In 2004, the Overseas Investment Commission (OIC) approved foreign investment totalling $6.8 billion, which was below the average of $8.6 billion for the previous decade. Only company takeovers involving $50 million or more need OIC approval, except those involving land or fishing quotas. Until 1999, the threshold was $10m. In 2005 the Government increased it to $100m.

In 2004, the OIC approved the sale of 198,874 hectares of rural land to foreigners, though most of that was from one foreign investor to another. Foreign owned land covers more than one million hectares or about 7% of our commercially productive land area.

Statistics NZ figures, as of March 2005, list the biggest foreign owners of New Zealand companies as, in order: Australia, US, Netherlands, UK, Japan, Germany, Singapore, Canada, Hong Kong, and Switzerland. Bermuda also ranks somewhere among these but its total is suppressed for reasons of commercial confidentiality.

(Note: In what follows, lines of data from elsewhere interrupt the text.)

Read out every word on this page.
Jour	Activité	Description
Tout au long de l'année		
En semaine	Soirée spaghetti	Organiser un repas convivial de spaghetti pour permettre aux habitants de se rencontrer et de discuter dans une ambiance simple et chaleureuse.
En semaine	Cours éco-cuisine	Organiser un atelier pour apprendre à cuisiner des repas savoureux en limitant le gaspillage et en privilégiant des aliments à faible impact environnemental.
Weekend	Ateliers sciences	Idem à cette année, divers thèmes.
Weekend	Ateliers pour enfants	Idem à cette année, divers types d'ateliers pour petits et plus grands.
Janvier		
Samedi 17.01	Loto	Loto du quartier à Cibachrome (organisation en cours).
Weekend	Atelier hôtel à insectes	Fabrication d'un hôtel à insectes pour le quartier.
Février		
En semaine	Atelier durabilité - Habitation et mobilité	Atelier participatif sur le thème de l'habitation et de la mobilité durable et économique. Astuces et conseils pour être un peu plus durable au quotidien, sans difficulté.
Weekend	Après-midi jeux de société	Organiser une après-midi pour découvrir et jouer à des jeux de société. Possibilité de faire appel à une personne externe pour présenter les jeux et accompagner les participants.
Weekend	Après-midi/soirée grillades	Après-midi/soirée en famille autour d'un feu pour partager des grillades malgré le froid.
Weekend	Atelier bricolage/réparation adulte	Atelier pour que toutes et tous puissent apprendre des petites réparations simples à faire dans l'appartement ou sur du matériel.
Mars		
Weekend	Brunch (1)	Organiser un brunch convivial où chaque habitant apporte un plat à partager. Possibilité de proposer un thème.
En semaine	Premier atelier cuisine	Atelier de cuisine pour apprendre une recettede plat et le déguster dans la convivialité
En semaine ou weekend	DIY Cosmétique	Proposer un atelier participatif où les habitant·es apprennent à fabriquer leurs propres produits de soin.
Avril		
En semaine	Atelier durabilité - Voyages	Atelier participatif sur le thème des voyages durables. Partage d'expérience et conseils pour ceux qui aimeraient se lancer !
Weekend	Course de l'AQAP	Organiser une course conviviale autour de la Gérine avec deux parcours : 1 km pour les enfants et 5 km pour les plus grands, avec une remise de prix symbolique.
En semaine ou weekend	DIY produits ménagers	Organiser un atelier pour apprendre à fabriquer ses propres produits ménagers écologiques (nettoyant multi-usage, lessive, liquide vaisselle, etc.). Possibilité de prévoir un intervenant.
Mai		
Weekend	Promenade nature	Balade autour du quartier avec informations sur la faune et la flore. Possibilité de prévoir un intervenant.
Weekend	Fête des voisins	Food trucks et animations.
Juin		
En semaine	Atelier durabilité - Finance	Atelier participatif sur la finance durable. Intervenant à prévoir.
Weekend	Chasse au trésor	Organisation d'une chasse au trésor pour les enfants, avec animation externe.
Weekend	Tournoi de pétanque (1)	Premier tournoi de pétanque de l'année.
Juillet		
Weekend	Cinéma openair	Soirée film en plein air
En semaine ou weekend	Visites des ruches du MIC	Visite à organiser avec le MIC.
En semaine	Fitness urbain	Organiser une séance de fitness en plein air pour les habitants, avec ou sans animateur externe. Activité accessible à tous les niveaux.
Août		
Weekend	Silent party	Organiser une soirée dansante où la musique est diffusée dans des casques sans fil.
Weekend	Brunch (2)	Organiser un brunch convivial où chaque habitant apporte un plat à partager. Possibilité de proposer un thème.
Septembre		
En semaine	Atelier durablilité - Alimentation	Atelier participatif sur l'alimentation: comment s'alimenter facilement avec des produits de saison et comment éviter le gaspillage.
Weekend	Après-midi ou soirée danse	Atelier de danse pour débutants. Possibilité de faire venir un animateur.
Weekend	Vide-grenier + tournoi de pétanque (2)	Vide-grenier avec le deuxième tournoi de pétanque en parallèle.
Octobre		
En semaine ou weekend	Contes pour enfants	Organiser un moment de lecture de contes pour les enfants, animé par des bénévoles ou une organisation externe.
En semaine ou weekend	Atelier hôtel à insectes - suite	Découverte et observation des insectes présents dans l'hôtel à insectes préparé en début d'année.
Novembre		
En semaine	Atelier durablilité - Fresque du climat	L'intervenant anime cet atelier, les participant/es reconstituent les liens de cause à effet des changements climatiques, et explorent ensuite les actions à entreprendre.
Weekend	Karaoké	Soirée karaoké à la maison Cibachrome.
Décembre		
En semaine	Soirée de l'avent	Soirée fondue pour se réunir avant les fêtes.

Transnational corporations (TNCs) make massive profits out of New Zealand. These can truly be called New Zealand's biggest invisible export. In the decade 1996 - 2005, TNCs made $48.1 billion profits. Only 30% was reinvested, and in some years more was sent overseas than was earned.

The great majority of foreign "investment" is a takeover, not creating new assets.

Foreign investors are not great for employment - they only employ 18% of the workforce, despite owning a huge proportion of the economy. Foreign ownership does not guarantee more jobs. In fact, it quite often adds to unemployment. TNCs have made tens of thousands jobless.

Foreign ownership does nothing to improve New Zealand's foreign debt problem. In 1984, total private and public foreign debt stood at $16 billion. As of September 2005, it was $160 billion, more than 100% of NZ's Gross Domestic Product, despite all of the asset sales and takeovers.

Ownership means political power. Foreign control means recolonisation, but by company this time, not country.

Nearly everything that has been done to New Zealanders in the past decade has been done to "make the New Zealand economy attractive to foreign investment". This is what it all means to ordinary New Zealanders - we are involuntary competitors in the race to the bottom.